5. **Reporting** – Results are grouped by file and emitted to the console or serialized in the requested format.

---

## Roadmap

| Area                  | Planned Improvements                                                      |
|-----------------------|---------------------------------------------------------------------------|
| More language support | Plans to create rule sets for over 100 languages for maximum coverage     |
| Control‑flow analysis | Generation of CFGs for deeper reasoning about execution paths             |
| Taint tracking        | Intra‑ / inter‑procedural tracing of untrusted data from sources to sinks |
| Output formats        | Full SARIF 2.1.0, JUnit XML, HTML report generator                        |
| Rule updates          | Remote rule feed with signature verification                              |

Community feedback will help shape priorities; please open an issue to discuss proposed changes.

---

## Contributing

Pull requests are welcome.

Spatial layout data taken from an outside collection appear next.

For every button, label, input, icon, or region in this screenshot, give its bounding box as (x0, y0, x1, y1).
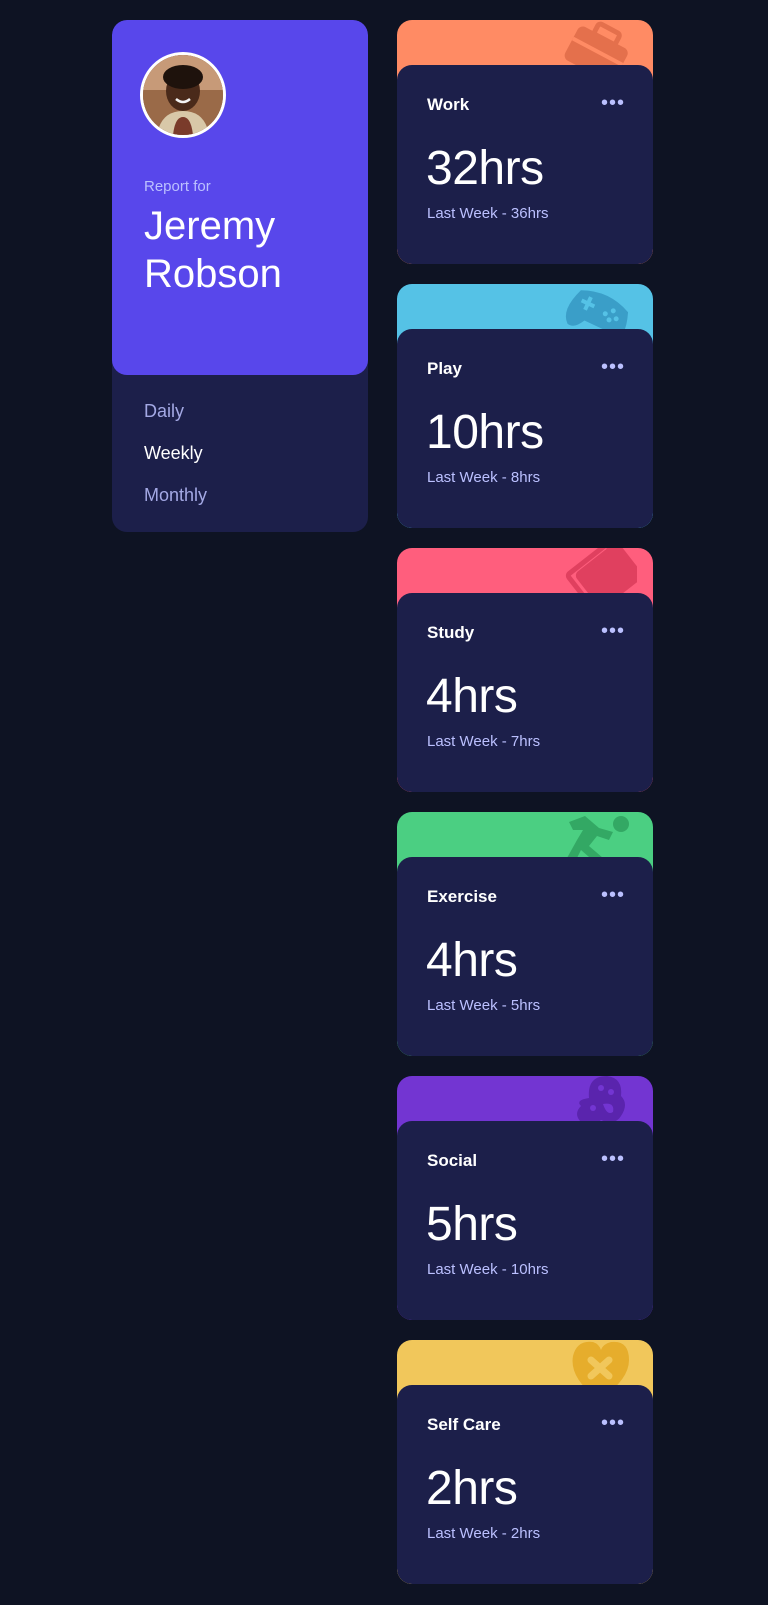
user-last-name: Robson (144, 252, 282, 296)
card-body[interactable]: Play ••• 10hrs Last Week - 8hrs (397, 329, 653, 528)
report-label: Report for (144, 178, 211, 195)
ellipsis-menu-icon[interactable]: ••• (601, 357, 625, 377)
current-hours: 5hrs (426, 1198, 518, 1251)
current-hours: 4hrs (426, 670, 518, 723)
activity-card-work: Work ••• 32hrs Last Week - 36hrs (397, 20, 653, 264)
previous-hours: Last Week - 10hrs (427, 1261, 549, 1278)
period-weekly[interactable]: Weekly (144, 442, 207, 484)
previous-hours: Last Week - 2hrs (427, 1525, 541, 1542)
card-body[interactable]: Social ••• 5hrs Last Week - 10hrs (397, 1121, 653, 1320)
ellipsis-menu-icon[interactable]: ••• (601, 93, 625, 113)
card-body[interactable]: Work ••• 32hrs Last Week - 36hrs (397, 65, 653, 264)
ellipsis-menu-icon[interactable]: ••• (601, 621, 625, 641)
previous-hours: Last Week - 5hrs (427, 997, 541, 1014)
current-hours: 2hrs (426, 1462, 518, 1515)
card-title: Self Care (427, 1415, 501, 1434)
activity-card-exercise: Exercise ••• 4hrs Last Week - 5hrs (397, 812, 653, 1056)
activity-card-social: Social ••• 5hrs Last Week - 10hrs (397, 1076, 653, 1320)
card-title: Exercise (427, 887, 497, 906)
user-first-name: Jeremy (144, 204, 276, 248)
card-title: Work (427, 95, 470, 114)
card-body[interactable]: Exercise ••• 4hrs Last Week - 5hrs (397, 857, 653, 1056)
avatar (140, 52, 226, 138)
user-name: Jeremy Robson (144, 202, 282, 298)
card-body[interactable]: Self Care ••• 2hrs Last Week - 2hrs (397, 1385, 653, 1584)
profile-header: Report for Jeremy Robson (112, 20, 368, 375)
period-daily[interactable]: Daily (144, 400, 207, 442)
activity-card-study: Study ••• 4hrs Last Week - 7hrs (397, 548, 653, 792)
activity-card-play: Play ••• 10hrs Last Week - 8hrs (397, 284, 653, 528)
previous-hours: Last Week - 36hrs (427, 205, 549, 222)
previous-hours: Last Week - 8hrs (427, 469, 541, 486)
ellipsis-menu-icon[interactable]: ••• (601, 885, 625, 905)
card-title: Study (427, 623, 475, 642)
period-monthly[interactable]: Monthly (144, 484, 207, 526)
ellipsis-menu-icon[interactable]: ••• (601, 1413, 625, 1433)
card-title: Play (427, 359, 462, 378)
period-selector: Daily Weekly Monthly (144, 400, 207, 526)
previous-hours: Last Week - 7hrs (427, 733, 541, 750)
card-body[interactable]: Study ••• 4hrs Last Week - 7hrs (397, 593, 653, 792)
current-hours: 32hrs (426, 142, 544, 195)
card-title: Social (427, 1151, 478, 1170)
current-hours: 10hrs (426, 406, 544, 459)
activity-card-self-care: Self Care ••• 2hrs Last Week - 2hrs (397, 1340, 653, 1584)
ellipsis-menu-icon[interactable]: ••• (601, 1149, 625, 1169)
current-hours: 4hrs (426, 934, 518, 987)
profile-card: Report for Jeremy Robson Daily Weekly Mo… (112, 20, 368, 532)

To contribute:

1. Fork the repository and create a feature branch.
2. Adhere to `rustfmt` and ensure `cargo clippy --all -- -D warnings` passes.
3. Add unit and/or integration tests where applicable (`cargo test` should remain green).
4. Submit a concise, well‑documented pull request.

See `CONTRIBUTING.md` for full guidelines.

---

## License

Nyx is licensed under the **GNU General Public License v3.0 (GPL‑3.0)**.

This ensures that all modified versions of the scanner remain free and open-source, protecting the integrity and transparency of security tools.

See [LICENSE](./LICENSE) for full details.